The mineral oil itself doesn't wear out.  Usually, driving depletes the
additives, and oil changes are scheduled in anticipation of when those
additives will be "used up."

Other factors, of course, can destroy the lubricating qualities of oil.
Back in the carburetor days, it was more common for excess fuel to work
its way past the rings and dilute the oil.  But generally speaking, motor-
oil life is determined by additive life.

Eitzen explains that the additives have three basic jobs.  Resisting
wear is the obvious one.  Anti-wear additives work by laying down a
sacrificial film on the wear surfaces.  Rubbing off the film consumes the
additive.

Neutralizing acids is another job for additives. Combustion produces
acids, which get into the oil.  Acids cause corrosion; they attack
bearings, removing microscopic amounts of metal.  It's another form of
wear, Eitzen says.

Then there's the matter of controlling deposits.  Insoluble compounds
are formed when combustion products react at varying temperatures in the
crankcase.  They start as tiny particles, and they like to adhere to other
similar particles, thickening the oil.  Some of them like to adhere to
engine parts, too.  Detergents, dispersants, and other agents are added to
surround these insolubles and keep them in suspension.  Changing oil while
these additives still have capacity drains the contaminates out with the
oil.  Once the additives are "full," deposits and sludge build quickly.

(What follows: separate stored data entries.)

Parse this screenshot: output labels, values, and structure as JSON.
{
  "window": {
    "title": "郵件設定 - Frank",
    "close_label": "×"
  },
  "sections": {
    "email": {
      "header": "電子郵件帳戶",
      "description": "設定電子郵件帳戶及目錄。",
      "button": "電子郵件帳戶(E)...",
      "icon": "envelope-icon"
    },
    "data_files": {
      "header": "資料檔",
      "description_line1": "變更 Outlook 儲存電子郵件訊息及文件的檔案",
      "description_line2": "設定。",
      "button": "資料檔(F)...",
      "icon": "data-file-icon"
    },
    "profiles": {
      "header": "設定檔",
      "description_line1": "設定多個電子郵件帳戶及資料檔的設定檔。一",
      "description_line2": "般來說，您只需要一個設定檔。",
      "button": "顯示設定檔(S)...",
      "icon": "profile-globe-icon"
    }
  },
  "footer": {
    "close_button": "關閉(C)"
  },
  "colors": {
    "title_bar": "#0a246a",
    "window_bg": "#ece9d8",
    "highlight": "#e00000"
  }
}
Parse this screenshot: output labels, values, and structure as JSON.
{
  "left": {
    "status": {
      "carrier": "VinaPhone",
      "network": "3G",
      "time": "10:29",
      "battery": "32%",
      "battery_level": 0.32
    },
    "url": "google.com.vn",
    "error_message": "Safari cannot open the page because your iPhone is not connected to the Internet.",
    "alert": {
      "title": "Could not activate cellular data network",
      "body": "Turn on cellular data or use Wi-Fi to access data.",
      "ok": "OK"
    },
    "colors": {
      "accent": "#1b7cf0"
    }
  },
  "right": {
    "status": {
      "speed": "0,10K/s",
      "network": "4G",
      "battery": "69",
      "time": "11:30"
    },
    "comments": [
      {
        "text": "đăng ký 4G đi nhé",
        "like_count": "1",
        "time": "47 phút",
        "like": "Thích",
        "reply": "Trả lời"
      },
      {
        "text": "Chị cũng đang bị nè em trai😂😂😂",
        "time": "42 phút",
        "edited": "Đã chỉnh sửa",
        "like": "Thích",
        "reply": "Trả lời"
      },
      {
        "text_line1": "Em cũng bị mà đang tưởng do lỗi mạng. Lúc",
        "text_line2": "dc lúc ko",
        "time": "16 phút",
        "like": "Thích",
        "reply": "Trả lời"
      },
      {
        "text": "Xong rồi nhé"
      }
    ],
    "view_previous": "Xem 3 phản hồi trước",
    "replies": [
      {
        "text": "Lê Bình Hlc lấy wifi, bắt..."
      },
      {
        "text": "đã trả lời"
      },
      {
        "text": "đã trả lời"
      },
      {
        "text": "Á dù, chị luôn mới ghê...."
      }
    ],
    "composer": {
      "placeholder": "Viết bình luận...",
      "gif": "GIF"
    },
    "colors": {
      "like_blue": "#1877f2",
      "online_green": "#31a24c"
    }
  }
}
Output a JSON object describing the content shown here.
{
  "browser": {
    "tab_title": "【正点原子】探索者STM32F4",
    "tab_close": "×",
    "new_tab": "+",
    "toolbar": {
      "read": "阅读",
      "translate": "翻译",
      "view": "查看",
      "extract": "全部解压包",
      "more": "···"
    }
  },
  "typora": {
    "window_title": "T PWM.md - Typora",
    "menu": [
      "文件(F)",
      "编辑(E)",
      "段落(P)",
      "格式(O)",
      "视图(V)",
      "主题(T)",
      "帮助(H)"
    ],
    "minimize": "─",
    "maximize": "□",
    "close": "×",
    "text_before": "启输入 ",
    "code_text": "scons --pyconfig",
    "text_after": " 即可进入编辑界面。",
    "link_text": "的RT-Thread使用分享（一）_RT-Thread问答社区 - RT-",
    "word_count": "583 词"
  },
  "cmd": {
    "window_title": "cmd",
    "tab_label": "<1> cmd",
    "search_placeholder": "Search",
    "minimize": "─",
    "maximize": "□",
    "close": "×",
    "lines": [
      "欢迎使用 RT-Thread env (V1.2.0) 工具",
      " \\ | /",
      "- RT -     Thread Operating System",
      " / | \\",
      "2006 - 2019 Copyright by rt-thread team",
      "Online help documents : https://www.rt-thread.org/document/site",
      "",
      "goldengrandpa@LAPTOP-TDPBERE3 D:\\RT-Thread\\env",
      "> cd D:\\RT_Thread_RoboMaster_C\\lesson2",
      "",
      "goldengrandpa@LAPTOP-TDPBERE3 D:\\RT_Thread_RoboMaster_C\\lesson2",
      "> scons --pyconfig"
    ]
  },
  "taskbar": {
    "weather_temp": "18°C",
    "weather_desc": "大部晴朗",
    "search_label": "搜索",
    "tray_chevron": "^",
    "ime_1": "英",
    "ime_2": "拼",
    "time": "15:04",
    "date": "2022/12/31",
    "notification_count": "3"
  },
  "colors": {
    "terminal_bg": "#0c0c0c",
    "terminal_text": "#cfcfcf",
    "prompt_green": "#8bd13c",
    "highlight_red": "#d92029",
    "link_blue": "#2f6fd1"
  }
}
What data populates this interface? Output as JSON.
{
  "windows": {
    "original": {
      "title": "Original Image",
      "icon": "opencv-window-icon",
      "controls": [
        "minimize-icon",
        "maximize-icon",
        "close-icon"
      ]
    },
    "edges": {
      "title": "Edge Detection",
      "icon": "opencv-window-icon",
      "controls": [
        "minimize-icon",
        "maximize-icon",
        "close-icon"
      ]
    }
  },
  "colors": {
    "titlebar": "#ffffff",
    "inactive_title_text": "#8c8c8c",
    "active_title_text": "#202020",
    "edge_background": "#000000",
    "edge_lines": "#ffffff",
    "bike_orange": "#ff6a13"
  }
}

Eitzen, like the automakers, warns of driving extremes.  Short trips
wouldn't seem extreme, but they are.  Cold engines have richer fuel
mixtures and wider cylinder clearances, which result in more bad stuff
getting past the rings.  Cold engines don't cook moisture out of the
crankcase, either.  Idling in traffic also lets fuel past the rings.  The
more obvious extreme is the one few of us do-hard driving at high engine
temperatures, which oxidizes the oil and hastens wear.

Fine, but how short is a "short trip"?  How hard is "hard driving"?  The
Catera manual tries to narrow these ambiguities by saying to change oil on
the "short trip/city" schedule if any of the following are true: (1) Most
trips are less than 5 to 10 miles, particularly if outside temperatures
are below freezing. (2) Most trips include extensive idling in stop-and-go
traffic. (3) Most trips are through dusty areas. (4) You frequently tow a
trailer or use a car-top carrier. (5) The car is used for delivery,
police, or taxi service.

Owner manuals are clear about which viscosity oil you should use, and
sometimes they mention an API service code - the latest is SJ - but
they're agnostic about brands.  Not so with some car guys.  I happened on
an engine builder last summer who was a Kendall loyalist.  Eitzen
confirms, though, that all motor oils are blended, and their recipes are
tested, to specific performance standards.  Look for viscosity and for the
API letter code.  What's in the bottle may not be exactly the same from
one brand of 1OW-30 SJ to the next, but the different brands should
perform identically.

Then again, what's in the bottles of different brands may be exactly the
same.  There are only a few suppliers of additives.  Not every brand has
its own base oil plant.  Moreover, shipping oil around the country raises
prices.  So regional blenders put the same recipe in bottles wearing
different brand labels.  Major brand oils are sold in store-brand bottles,
too.  The catch, Eitzen says, is that some store brands are done by
independent blenders with questionable quality control.  Which is which?
No way to know.  Safeway is good with pancake syrup, but what does that
say about motor oil?

For his own cars, Eitzen is inclined toward 3000-mile oil changes.  "We
always say oil is too cheap," he laughs.  "Why take a chance?"

But as a guy who engineers motor oil for a living, what does he
recommend for the rest of us?  "Change when the car manufacturer says to."

As I said, those stickers are pure buncombe.